Six months later, the Nassau County Legislature recognized Officer Michael Siarkowicz and paramedics Matthew Beshlian and Ryan Makovy with "Cop of the Month" honors in Mineola.

"Day in and day out, our police officers and AMTs are out there doing great deeds like this all the time that don't become as newsworthy," said James Carver, president of the Nassau Police Benevolent Association, at the ceremony.

The three friends saved the infant's life after responding to a 911 call on a December night from a woman in labor three months early.

Makovy, 32, was first on the scene. He saw that the woman had just given birth. The infant had stopped breathing and had only a faint heartbeat.

Makovy started CPR and cut the umbilical cord. But the ordeal wasn't over.

"The mother was pregnant with twins," Makovy said . ". . . So, as upset as she was about the first baby, I kind of had to get her focused so she could keep the second baby healthy until we could get her to the hospital."
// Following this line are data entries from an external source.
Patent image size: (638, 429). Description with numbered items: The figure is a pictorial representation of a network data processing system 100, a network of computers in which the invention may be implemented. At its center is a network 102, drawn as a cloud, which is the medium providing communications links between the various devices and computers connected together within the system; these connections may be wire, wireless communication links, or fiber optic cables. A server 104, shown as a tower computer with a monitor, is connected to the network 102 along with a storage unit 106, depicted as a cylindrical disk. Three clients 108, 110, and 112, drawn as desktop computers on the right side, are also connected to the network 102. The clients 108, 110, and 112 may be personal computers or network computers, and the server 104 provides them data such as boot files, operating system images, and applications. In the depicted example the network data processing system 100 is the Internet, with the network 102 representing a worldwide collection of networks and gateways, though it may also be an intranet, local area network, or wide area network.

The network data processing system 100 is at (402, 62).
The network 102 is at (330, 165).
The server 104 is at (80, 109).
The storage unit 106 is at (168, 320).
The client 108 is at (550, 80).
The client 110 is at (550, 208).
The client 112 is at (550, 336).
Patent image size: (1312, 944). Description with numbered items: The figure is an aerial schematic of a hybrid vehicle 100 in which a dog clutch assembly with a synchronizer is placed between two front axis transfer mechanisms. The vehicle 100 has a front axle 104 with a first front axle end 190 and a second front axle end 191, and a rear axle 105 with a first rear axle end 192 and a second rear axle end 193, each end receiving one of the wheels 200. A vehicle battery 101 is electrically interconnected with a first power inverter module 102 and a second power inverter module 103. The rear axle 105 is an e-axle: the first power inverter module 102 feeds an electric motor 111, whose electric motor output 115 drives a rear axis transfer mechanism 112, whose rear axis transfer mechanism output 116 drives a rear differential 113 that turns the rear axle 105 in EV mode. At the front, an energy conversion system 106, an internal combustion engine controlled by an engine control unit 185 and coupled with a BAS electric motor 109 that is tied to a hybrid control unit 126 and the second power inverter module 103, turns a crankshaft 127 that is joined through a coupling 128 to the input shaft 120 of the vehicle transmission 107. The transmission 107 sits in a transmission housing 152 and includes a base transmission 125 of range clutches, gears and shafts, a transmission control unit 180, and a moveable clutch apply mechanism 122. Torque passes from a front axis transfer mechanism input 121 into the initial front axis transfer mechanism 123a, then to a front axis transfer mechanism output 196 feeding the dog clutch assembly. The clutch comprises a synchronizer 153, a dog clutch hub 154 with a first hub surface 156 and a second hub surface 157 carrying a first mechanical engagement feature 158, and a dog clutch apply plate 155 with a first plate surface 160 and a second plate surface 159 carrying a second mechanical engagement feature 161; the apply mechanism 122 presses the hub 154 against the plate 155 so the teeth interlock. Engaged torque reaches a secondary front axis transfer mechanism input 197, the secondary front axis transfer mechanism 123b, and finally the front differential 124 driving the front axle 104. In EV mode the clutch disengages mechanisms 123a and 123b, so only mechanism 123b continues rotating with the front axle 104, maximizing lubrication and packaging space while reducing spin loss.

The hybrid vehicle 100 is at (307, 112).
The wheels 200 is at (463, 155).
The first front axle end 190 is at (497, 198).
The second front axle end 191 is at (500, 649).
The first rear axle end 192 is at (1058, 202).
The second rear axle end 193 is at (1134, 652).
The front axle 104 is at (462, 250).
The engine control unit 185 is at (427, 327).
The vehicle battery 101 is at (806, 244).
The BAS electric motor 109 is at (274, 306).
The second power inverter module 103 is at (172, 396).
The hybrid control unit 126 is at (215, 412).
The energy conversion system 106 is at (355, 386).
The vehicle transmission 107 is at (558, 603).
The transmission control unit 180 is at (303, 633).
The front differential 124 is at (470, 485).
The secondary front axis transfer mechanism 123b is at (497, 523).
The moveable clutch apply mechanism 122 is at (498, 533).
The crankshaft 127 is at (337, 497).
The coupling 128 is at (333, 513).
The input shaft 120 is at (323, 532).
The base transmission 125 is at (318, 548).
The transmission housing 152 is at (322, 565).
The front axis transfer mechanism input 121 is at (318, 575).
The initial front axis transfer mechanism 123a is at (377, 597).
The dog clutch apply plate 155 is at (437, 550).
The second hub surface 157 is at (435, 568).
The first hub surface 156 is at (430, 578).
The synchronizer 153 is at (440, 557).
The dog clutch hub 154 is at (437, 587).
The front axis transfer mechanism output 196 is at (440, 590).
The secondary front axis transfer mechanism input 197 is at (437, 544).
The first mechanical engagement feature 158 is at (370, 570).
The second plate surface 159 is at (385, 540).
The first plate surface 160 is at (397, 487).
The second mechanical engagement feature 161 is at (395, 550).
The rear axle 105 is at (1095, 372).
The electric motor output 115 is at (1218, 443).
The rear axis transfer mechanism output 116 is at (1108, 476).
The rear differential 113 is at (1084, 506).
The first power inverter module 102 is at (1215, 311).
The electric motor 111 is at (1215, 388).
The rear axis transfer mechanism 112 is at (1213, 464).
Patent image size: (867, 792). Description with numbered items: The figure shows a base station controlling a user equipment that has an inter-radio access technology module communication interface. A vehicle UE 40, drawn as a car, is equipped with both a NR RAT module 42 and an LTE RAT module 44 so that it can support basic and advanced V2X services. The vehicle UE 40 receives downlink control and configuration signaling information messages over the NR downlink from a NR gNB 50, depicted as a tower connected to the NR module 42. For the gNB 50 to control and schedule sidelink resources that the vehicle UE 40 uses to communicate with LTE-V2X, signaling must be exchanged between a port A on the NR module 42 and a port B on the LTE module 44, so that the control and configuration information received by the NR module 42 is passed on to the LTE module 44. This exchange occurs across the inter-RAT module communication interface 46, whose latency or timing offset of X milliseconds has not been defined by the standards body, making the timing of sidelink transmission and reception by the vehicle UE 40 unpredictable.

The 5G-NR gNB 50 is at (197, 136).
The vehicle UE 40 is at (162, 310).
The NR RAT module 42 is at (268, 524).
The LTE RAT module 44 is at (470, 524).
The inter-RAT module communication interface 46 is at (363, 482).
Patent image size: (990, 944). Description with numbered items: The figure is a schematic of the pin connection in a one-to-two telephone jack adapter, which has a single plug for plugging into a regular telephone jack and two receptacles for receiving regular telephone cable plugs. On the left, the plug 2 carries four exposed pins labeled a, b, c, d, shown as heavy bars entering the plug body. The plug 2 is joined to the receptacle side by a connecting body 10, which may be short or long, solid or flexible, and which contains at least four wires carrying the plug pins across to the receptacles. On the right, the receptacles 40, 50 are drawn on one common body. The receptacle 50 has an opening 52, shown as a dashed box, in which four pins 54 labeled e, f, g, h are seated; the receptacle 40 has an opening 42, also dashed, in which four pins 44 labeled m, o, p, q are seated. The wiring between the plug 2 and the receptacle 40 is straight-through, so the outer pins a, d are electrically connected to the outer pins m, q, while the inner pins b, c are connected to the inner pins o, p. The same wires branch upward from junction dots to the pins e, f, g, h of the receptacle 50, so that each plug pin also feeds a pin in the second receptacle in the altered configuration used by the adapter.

His colleagues soon arrived.

Siarkowicz, 32, a former Nassau paramedic, said his training kicked in.

"You just go into automatic and you do what you have to do," Siarkowicz said after the ceremony. "We're best friends outside of this job."

They loaded the mother and infant into an ambulance, and Siarkowicz and Beshlian performed CPR on the infant as Makovy made the three-minute drive to Winthrop-University Hospital. Nassau officials did not provide the woman's name or address, citing privacy concerns, but said she lived in an area patrolled by the Third Precinct in Williston Park.

At the hospital, the newborn was breathing and her heartbeat recovered. The mother gave birth to the second of the twins, a boy, at the hospital. Both infants survived.

"The whole call was challenging," said Beshlian, 30. "And without Officer Siarkowicz and AMT Makovy it would have gone a lot differently."